Arguably the biggest mistake investors tend to make is overestimating their own skill in trying to outperform the market. This self-affirmation bias, moreover, is most dangerous when markets are climbing higher. Made confident by rising stock prices, investors develop a false since of confidence that they can pick better stocks than can the collective group. It's quickly forgotten that a rising tide lifts all ships.
With that in mind, investors can largely sidestep the mistakes created by a false sense of confidence if they engage in a simple exercise: asking, "What if?" The problem is, very few investors consider the "what-if" scenarios and focus only known variables at the time.
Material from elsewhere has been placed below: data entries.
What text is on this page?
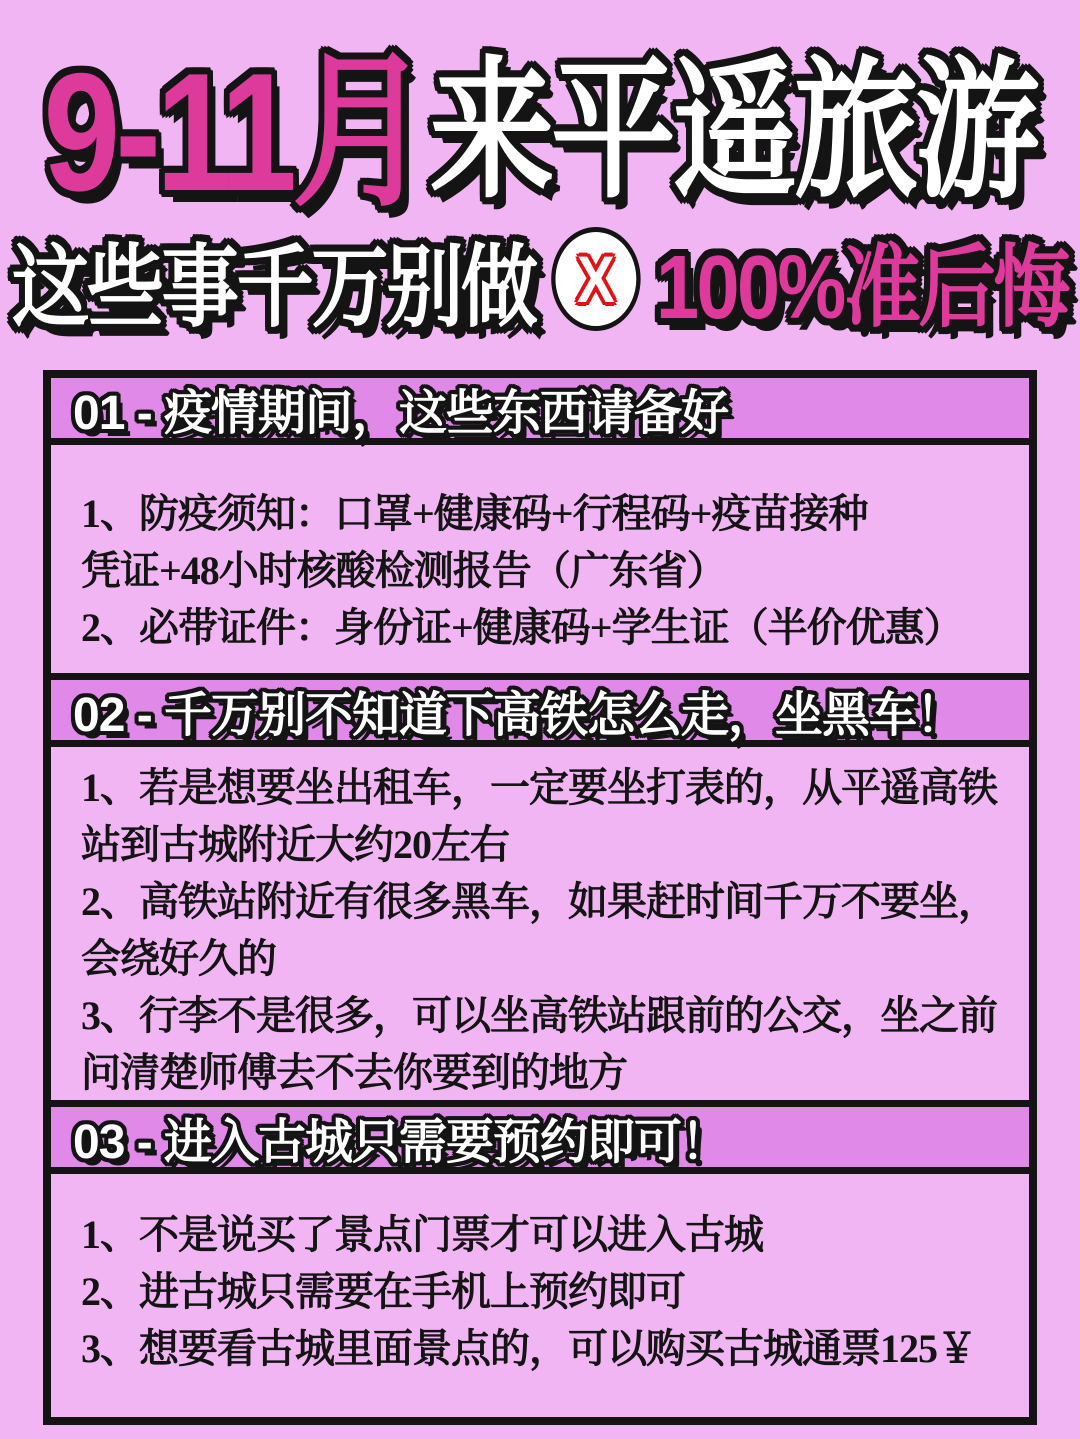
9-11月 来平遥旅游
这些事千万别做 X 100%准后悔
01 - 疫情期间，这些东西请备好
1、防疫须知：口罩+健康码+行程码+疫苗接种
凭证+48小时核酸检测报告（广东省）
2、必带证件：身份证+健康码+学生证（半价优惠）
02 - 千万别不知道下高铁怎么走，坐黑车！
1、若是想要坐出租车，一定要坐打表的，从平遥高铁
站到古城附近大约20左右
2、高铁站附近有很多黑车，如果赶时间千万不要坐，
会绕好久的
3、行李不是很多，可以坐高铁站跟前的公交，坐之前
问清楚师傅去不去你要到的地方
03 - 进入古城只需要预约即可！
1、不是说买了景点门票才可以进入古城
2、进古城只需要在手机上预约即可
3、想要看古城里面景点的，可以购买古城通票125￥
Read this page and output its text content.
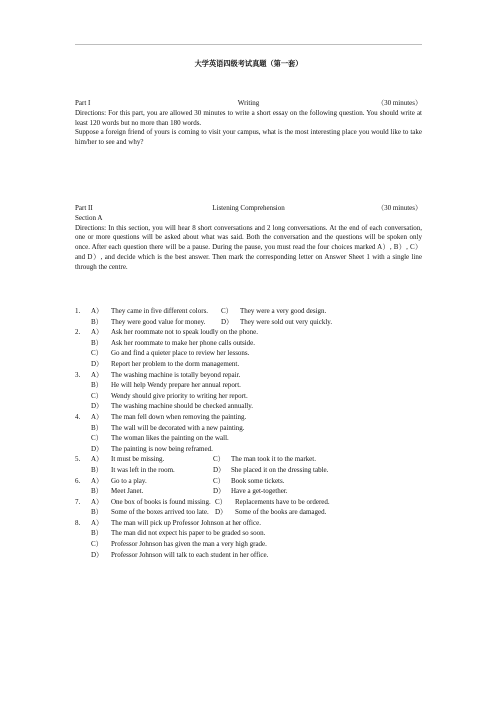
大学英语四级考试真题（第一套）
Part I	Writing	（30 minutes）
Directions: For this part, you are allowed 30 minutes to write a short essay on the following question. You should write at least 120 words but no more than 180 words.
Suppose a foreign friend of yours is coming to visit your campus, what is the most interesting place you would like to take him/her to see and why?
Part II	Listening Comprehension	（30 minutes）
Section A
Directions: In this section, you will hear 8 short conversations and 2 long conversations. At the end of each conversation, one or more questions will be asked about what was said. Both the conversation and the questions will be spoken only once. After each question there will be a pause. During the pause, you must read the four choices marked A）, B）, C） and D）, and decide which is the best answer. Then mark the corresponding letter on Answer Sheet 1 with a single line through the centre.
1. A） They came in five different colors. C） They were a very good design.
B） They were good value for money. D） They were sold out very quickly.
2. A） Ask her roommate not to speak loudly on the phone.
B） Ask her roommate to make her phone calls outside.
C） Go and find a quieter place to review her lessons.
D） Report her problem to the dorm management.
3. A） The washing machine is totally beyond repair.
B） He will help Wendy prepare her annual report.
C） Wendy should give priority to writing her report.
D） The washing machine should be checked annually.
4. A） The man fell down when removing the painting.
B） The wall will be decorated with a new painting.
C） The woman likes the painting on the wall.
D） The painting is now being reframed.
5. A） It must be missing.	C） The man took it to the market.
B） It was left in the room.	D） She placed it on the dressing table.
6. A） Go to a play.	C） Book some tickets.
B） Meet Janet.	D） Have a get-together.
7. A） One box of books is found missing. C） Replacements have to be ordered.
B） Some of the boxes arrived too late. D） Some of the books are damaged.
8. A） The man will pick up Professor Johnson at her office.
B） The man did not expect his paper to be graded so soon.
C） Professor Johnson has given the man a very high grade.
D） Professor Johnson will talk to each student in her office.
Tuesday's market decline was a quick reminder to investors that, given today's macro risks, a huge market advance -- such as the 10% rally we've seen so far in 2012 -- could well disappear in a matter of days.
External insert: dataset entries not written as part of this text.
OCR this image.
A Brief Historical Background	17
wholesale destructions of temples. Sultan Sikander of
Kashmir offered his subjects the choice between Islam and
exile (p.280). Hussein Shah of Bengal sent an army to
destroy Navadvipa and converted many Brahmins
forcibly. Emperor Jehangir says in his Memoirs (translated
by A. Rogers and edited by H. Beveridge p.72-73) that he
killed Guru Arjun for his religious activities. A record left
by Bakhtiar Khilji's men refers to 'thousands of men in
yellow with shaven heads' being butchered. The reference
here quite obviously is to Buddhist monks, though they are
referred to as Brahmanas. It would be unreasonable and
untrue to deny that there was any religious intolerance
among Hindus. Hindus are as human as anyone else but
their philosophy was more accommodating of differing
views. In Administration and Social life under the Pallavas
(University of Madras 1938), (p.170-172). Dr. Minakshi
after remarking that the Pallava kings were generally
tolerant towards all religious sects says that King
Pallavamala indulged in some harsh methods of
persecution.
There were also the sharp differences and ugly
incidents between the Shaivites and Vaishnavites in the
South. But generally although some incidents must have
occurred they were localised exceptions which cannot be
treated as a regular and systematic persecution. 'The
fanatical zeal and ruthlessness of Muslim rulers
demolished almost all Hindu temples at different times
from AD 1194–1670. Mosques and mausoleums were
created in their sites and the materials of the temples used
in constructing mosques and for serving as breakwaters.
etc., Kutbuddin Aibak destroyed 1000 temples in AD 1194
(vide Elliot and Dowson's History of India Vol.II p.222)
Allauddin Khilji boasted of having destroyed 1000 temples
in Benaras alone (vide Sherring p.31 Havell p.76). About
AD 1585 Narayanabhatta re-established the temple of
So the question to ask about your investments now is, "What happens to this business if Europe explodes?" Another: "What if U.S. economic growth stalls?" The quick answer is that markets will decline, and in all likelihood so will most share prices. If you own stocks that aren't trading at overvalued prices, then you can take comfort that a decline today will give you an opportunity to add to your position.
For example, if Bank of America (BAC) falls below $7, I'm buying, because I'm focused on the value of this bank a couple of years from now. The loans the company is making today, despite the low volume, are profitable. The company's wealth-management business is thriving, and the company is going to a have a significantly reduced cost structure.
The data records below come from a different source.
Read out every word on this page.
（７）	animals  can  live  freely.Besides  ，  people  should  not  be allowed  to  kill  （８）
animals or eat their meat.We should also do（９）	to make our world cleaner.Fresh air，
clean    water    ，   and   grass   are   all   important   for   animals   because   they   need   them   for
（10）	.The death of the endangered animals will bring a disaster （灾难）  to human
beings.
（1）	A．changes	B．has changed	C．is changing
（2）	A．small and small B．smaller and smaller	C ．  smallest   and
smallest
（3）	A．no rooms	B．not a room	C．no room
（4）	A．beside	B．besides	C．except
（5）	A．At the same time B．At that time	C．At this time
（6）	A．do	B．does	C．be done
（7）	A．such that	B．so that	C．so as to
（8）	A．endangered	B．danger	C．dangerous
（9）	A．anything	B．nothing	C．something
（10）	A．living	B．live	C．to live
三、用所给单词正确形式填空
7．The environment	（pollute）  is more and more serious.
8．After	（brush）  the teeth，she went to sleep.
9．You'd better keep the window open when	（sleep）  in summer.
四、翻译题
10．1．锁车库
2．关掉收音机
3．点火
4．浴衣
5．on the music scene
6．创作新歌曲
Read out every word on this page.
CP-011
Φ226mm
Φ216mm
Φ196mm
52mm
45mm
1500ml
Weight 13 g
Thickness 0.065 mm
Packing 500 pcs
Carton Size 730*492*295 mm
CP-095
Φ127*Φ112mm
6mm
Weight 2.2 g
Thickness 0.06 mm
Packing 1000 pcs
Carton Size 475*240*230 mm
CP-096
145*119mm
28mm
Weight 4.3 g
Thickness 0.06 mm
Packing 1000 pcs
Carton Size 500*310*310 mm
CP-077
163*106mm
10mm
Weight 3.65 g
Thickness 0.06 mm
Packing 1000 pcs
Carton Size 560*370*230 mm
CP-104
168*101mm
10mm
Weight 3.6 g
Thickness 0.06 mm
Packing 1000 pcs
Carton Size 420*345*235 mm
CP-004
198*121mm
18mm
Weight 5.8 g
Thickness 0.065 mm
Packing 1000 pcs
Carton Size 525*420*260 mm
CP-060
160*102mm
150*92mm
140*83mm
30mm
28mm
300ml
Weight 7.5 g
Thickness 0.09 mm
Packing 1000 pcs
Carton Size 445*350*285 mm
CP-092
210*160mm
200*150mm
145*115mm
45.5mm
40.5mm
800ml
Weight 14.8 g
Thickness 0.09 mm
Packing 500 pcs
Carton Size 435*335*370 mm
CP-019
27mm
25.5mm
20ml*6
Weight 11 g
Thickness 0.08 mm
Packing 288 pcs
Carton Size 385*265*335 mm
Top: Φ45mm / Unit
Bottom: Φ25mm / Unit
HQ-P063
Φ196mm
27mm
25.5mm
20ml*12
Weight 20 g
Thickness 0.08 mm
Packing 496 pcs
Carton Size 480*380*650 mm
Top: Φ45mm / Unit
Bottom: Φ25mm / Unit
If we see a real correction in the broad market, I may also finally be able take a nibble at Chipotle (CMG) -- which, I regret to say, I passed up back in 2008 and 2009. It's wishful thinking to hope Chipotle will trade close to those prices again, but that's not what I'm seeking. Quite simply, I know this: If the economy explodes, people will still line up at Chipotle for lunch and dinner, just like they did in 2008 and 2009.
However, no matter the excitement for names such as Pandora Media (P) or Zynga (ZNGA), these types of recent IPOs should be avoided at all cost today. The valuations bestowed on these names is based on a hopeful promise of exciting things to come. Excitement may indeed come, but it's unlikely to translate into profits that justify the current valuation.
Zynga, with market capitalization of nearly $11 billion, is worth twice the valuation of Advance Auto Parts (AAP), a leading auto-parts chain with thousands of stores and more than $6 billion in annual sales. Zynga's annual revenue of $1 billion, and no profit, hardly justify the current valuation of its shares. This is not 1999; Apple (AAPL) has set the new standard for a high-growth tech company. Apple's profitability is almost doubling each year, yet it trades for 15x earnings, or 10x forward earnings, not taking into account the cash on the balance sheet.
Investors need not get emotional or jittery. The market will most definitely experience periods of volatility in 2012 -- Europe will see to that. But the U.S. economy is on the mend, and so is the stock market. On a selective basis, stocks are attractive today. As volatility rears its ugly head throughout the year, shares that have no business trading at the valuations they now command will see their prices evaporate, leaving overconfident investors to hold the bag.